Mississippi: The Chimneys
> City: Gulfport
Gulfport is Mississippi’s second-largest city (after Jackson, the capital), known for its beaches and casinos. This attractive white-tablecloth establishment combines traditional brunch fare like spinach and broccoli quiche and eggs Benedict with such Southern fare as shrimp and grits and trout with eggs Sardou (New Orleans-style poached eggs with artichoke hearts, spinach, and hollandaise sauce).

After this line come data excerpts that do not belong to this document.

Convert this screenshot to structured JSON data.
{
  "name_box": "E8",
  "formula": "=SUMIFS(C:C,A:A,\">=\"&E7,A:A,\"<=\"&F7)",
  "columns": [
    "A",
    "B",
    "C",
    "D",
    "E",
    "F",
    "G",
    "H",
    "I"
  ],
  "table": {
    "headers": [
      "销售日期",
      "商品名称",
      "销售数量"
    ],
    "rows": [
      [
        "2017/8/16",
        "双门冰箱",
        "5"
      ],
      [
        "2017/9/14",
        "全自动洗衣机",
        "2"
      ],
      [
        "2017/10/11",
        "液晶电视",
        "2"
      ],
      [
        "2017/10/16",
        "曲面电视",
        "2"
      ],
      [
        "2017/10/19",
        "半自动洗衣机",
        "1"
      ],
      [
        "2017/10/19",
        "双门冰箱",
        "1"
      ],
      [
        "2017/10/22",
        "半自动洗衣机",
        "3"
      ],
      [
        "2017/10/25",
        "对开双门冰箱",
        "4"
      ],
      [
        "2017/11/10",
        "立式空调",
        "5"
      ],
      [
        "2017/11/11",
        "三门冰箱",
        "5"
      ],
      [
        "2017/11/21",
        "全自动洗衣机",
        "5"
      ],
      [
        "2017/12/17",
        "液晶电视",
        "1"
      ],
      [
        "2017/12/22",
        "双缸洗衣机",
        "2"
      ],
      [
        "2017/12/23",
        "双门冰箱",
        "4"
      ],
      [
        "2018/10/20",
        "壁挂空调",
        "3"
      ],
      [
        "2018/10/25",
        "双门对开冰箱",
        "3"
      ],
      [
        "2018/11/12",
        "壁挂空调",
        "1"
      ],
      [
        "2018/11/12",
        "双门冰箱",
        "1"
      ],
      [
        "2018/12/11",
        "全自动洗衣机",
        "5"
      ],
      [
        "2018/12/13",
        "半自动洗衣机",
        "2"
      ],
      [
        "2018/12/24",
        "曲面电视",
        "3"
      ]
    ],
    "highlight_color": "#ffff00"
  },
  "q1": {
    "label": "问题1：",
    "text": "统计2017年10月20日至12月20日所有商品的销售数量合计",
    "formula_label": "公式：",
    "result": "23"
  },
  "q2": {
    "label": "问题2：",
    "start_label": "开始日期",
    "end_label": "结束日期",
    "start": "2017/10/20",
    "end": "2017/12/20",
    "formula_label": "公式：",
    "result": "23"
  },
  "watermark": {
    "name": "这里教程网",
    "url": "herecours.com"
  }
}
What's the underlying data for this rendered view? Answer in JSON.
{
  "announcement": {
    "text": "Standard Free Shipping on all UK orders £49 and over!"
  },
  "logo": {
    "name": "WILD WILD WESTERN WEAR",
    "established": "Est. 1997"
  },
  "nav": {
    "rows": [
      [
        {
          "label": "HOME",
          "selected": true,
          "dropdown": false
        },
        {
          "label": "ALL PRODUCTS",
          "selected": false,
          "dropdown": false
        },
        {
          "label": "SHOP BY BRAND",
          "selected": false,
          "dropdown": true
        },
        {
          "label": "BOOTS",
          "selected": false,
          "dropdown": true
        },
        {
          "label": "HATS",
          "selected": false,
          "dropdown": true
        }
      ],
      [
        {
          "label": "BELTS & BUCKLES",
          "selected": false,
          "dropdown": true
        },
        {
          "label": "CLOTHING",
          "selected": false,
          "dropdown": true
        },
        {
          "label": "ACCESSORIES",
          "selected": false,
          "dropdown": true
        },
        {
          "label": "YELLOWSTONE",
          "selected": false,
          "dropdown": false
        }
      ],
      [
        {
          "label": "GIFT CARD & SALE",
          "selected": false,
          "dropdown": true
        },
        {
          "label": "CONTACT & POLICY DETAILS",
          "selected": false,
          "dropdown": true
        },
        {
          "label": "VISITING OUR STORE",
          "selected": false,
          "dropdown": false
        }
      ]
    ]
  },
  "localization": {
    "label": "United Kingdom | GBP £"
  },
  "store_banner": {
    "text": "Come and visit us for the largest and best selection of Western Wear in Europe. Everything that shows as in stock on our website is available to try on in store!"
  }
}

Missouri: Krokstrom Scandinavian Comfort Food
> City: Kansas City
This homey and appropriately comfortable Scandinavian restaurant changes things up from the usual brunch menu. This is the place to come in Kansas City for the puffy Danish fruit pancakes called æbleskiver, raggmunk (juniper-braised pork belly with Swedish potato pancakes and sunnyside-up egg), Swedish waffles, and a traditional Swedish breakfast composed of gravlax or pickled herring, dill-scrambled eggs, chilled horseradish potatoes, and cucumber salad.